Cobo co-founder and CEO and F2Pool co-founder Shenyu recently took CryptoPunks as an example to analyze the current status of NFT’s DeFi evolution. He believes that the floor price of CryptoPunks is already more expensive for most of them, but holders can use the NFT fragmentation platform to package one or more NFTs, generate ERC 20 tokens and make markets on the AMM trading platform. In this way, retail investors can participate in the secondary market with a relatively small amount. On the other hand, for large CryptoPunks or rare NFT holders, it provides a new kind of liquidity, thereby realizing expensive NFT. At the same time, if the price of the token is inconsistent with the market price of the NFT, users who hold a certain percentage of the token can vote to liquidate the NFT auction in the vault, and the token will also be automatically converted into ETH. Shenyu concluded that the current basic model is that the game between retail investors, issuers and the NFT market may have positive and negative feedback amplification.

In the NFT field, we have seen a very obvious head effect. People are still chasing more popular or rare NFT works, and the floor price can be used as a bullish signal to reflect which projects have become more popular. welcome. Relatively speaking, the situation of waist NFT is more embarrassing, unless someone who really loves this type of NFT enters, the original holder can be expected to cash out.

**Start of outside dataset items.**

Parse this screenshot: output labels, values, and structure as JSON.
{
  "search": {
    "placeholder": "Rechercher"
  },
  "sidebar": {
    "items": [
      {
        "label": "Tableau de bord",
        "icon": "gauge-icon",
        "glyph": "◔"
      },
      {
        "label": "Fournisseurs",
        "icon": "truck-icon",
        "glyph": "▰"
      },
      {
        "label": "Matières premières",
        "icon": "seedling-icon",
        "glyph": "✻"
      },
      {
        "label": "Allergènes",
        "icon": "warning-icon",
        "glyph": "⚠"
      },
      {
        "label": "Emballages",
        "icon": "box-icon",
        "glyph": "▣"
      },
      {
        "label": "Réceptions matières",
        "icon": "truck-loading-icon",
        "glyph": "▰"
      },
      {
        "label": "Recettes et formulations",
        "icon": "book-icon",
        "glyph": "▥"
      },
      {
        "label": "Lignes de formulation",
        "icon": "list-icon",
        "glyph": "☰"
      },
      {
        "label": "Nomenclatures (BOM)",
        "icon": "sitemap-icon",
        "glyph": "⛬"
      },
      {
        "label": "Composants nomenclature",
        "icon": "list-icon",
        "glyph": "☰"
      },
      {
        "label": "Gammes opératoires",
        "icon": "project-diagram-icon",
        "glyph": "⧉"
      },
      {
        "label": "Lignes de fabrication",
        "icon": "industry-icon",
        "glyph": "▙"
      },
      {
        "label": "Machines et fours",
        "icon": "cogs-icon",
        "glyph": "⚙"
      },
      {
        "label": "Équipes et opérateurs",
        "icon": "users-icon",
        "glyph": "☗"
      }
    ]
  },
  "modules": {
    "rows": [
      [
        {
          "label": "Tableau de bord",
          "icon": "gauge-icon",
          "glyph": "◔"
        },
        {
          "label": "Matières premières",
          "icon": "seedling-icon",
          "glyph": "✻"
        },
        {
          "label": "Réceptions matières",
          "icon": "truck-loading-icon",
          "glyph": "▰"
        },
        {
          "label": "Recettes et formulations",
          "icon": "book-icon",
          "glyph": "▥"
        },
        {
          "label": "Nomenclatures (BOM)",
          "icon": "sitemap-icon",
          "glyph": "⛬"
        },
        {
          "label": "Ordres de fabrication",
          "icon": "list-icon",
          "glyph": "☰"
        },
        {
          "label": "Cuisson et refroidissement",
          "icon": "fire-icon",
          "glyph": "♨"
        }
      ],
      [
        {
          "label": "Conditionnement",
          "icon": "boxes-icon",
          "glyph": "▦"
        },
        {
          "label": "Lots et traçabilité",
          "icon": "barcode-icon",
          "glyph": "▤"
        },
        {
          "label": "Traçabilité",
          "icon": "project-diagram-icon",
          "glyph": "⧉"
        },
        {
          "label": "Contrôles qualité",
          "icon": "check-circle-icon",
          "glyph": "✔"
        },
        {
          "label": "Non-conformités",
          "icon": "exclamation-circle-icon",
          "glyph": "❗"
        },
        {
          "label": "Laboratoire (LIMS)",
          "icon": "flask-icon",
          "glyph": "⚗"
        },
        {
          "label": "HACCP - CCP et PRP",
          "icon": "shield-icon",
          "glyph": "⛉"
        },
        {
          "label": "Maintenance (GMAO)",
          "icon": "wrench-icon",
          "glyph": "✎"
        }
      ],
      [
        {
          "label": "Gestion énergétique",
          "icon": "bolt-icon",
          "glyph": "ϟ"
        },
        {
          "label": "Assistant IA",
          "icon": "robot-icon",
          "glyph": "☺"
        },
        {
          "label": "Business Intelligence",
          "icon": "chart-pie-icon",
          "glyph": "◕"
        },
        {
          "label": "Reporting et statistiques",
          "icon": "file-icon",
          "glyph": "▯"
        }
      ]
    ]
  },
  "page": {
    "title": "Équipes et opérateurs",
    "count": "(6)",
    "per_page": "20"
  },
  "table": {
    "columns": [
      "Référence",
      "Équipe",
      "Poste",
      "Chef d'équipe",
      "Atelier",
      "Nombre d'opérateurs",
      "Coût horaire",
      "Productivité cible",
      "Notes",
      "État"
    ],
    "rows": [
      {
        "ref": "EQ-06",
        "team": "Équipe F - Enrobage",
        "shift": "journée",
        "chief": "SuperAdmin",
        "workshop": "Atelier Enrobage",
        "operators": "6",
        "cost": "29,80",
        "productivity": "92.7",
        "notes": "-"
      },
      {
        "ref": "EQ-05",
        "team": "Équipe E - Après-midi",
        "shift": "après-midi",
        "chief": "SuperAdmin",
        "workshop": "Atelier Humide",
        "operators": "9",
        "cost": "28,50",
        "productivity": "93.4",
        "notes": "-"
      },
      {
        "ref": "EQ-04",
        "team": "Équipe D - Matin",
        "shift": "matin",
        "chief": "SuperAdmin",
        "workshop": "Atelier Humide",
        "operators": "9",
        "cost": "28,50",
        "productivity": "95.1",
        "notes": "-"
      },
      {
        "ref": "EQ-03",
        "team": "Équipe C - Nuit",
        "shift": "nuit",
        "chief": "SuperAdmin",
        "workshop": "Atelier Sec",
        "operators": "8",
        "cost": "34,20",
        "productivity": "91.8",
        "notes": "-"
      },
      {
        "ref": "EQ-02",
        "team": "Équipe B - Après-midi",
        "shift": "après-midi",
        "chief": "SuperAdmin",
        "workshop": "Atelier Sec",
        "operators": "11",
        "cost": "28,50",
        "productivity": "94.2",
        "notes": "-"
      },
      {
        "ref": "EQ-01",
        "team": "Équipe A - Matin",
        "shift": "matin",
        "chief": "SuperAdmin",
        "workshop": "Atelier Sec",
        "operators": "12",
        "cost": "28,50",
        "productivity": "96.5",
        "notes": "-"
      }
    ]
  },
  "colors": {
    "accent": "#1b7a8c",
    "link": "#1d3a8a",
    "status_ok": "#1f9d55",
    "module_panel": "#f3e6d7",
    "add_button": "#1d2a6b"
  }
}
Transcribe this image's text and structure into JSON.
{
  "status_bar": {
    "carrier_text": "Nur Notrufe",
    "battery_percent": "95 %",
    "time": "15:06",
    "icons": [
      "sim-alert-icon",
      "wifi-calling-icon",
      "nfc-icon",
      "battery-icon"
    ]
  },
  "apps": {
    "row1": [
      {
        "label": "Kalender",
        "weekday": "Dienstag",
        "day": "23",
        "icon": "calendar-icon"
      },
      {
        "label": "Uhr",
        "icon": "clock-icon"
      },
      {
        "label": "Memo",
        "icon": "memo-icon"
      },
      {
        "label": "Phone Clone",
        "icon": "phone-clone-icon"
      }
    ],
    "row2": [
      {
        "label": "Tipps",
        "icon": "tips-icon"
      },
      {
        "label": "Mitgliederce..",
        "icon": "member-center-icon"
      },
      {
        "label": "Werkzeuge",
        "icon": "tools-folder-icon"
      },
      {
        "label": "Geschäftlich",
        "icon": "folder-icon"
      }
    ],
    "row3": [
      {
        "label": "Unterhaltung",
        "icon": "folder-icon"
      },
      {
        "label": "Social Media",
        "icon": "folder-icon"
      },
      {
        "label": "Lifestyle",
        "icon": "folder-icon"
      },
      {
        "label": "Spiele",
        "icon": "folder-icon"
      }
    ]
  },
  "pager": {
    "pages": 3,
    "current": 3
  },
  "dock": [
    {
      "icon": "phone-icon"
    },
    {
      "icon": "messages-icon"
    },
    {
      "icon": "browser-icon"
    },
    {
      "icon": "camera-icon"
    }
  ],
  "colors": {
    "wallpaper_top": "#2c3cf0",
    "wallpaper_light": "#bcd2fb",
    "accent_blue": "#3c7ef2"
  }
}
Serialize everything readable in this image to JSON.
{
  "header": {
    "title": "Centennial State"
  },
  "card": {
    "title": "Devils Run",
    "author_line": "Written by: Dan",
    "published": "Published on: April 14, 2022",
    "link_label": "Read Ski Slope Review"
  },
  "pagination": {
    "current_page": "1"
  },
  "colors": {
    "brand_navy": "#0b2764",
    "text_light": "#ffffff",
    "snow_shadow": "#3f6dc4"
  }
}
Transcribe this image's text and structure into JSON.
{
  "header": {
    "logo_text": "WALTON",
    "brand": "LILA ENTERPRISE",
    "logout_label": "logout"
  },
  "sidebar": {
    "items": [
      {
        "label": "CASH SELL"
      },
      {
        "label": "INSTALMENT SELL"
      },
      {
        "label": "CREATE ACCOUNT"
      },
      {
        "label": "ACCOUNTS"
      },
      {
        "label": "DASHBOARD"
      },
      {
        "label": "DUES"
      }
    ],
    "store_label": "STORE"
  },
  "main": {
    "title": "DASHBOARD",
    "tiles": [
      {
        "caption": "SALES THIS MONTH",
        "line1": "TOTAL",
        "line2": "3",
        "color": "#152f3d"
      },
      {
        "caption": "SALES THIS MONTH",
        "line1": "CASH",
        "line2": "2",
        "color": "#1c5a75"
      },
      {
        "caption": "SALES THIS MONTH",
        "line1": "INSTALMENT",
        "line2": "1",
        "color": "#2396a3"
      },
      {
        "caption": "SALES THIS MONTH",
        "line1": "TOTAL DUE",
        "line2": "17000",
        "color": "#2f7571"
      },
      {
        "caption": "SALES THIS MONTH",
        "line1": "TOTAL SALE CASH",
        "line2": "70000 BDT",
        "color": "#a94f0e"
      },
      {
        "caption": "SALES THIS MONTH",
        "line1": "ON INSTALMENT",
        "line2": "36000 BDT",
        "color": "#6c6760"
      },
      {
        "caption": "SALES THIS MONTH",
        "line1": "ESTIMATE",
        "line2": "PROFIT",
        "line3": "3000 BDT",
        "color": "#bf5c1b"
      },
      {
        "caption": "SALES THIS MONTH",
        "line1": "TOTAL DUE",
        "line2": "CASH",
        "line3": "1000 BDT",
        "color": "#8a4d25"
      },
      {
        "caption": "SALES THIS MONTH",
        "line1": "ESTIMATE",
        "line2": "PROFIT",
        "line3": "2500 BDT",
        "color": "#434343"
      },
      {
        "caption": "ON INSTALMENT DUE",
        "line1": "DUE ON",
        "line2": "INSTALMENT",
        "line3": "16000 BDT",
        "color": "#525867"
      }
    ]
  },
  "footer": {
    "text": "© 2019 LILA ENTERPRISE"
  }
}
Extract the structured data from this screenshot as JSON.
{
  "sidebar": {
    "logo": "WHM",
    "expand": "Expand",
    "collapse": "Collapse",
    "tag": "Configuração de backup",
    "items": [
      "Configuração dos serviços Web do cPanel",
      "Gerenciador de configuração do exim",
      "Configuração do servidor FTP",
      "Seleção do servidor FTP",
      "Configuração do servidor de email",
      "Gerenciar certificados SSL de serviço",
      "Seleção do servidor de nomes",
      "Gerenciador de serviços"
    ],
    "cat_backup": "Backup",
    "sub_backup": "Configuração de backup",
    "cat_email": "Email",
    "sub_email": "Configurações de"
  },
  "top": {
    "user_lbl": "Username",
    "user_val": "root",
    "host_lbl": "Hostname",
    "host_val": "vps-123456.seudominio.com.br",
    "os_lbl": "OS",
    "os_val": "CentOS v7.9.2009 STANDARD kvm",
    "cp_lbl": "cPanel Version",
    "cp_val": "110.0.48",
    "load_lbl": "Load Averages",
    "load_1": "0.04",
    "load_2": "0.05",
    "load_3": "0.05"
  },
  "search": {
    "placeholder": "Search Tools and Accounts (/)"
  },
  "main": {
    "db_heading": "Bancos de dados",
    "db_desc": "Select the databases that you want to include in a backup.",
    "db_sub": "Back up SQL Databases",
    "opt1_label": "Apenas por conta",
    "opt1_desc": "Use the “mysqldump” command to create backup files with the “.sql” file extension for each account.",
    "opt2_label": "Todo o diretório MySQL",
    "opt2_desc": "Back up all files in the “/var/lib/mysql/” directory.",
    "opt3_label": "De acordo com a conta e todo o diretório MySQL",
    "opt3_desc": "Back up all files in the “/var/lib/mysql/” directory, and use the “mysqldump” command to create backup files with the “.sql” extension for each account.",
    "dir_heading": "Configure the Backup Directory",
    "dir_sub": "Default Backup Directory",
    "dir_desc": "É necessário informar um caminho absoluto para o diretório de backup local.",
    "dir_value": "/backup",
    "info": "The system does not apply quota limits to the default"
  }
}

What is more interesting is that the small circle culture seems to have found a suitable living soil in the field of NFT fragmentation. For example, a group of like-minded people may initiate crowdfunding through the DAO organization under the leadership of the leader, and collectively buy a certain NFT. , And then rely on the amount of capital to participate in governance based on the tokens obtained after the split. At this time, the NFT fragments seemed to be a pass or a stepping stone for entering the circle.

 

Posted by:CoinYuppie,Reprinted with attribution to:https://coinyuppie.com/nft-avatars-are-so-expensive-why-should-we-break-it/
Coinyuppie is an open information publishing platform, all information provided is not related to the views and positions of coinyuppie, and does not constitute any investment and financial advice. Users are expected to carefully screen and prevent risks.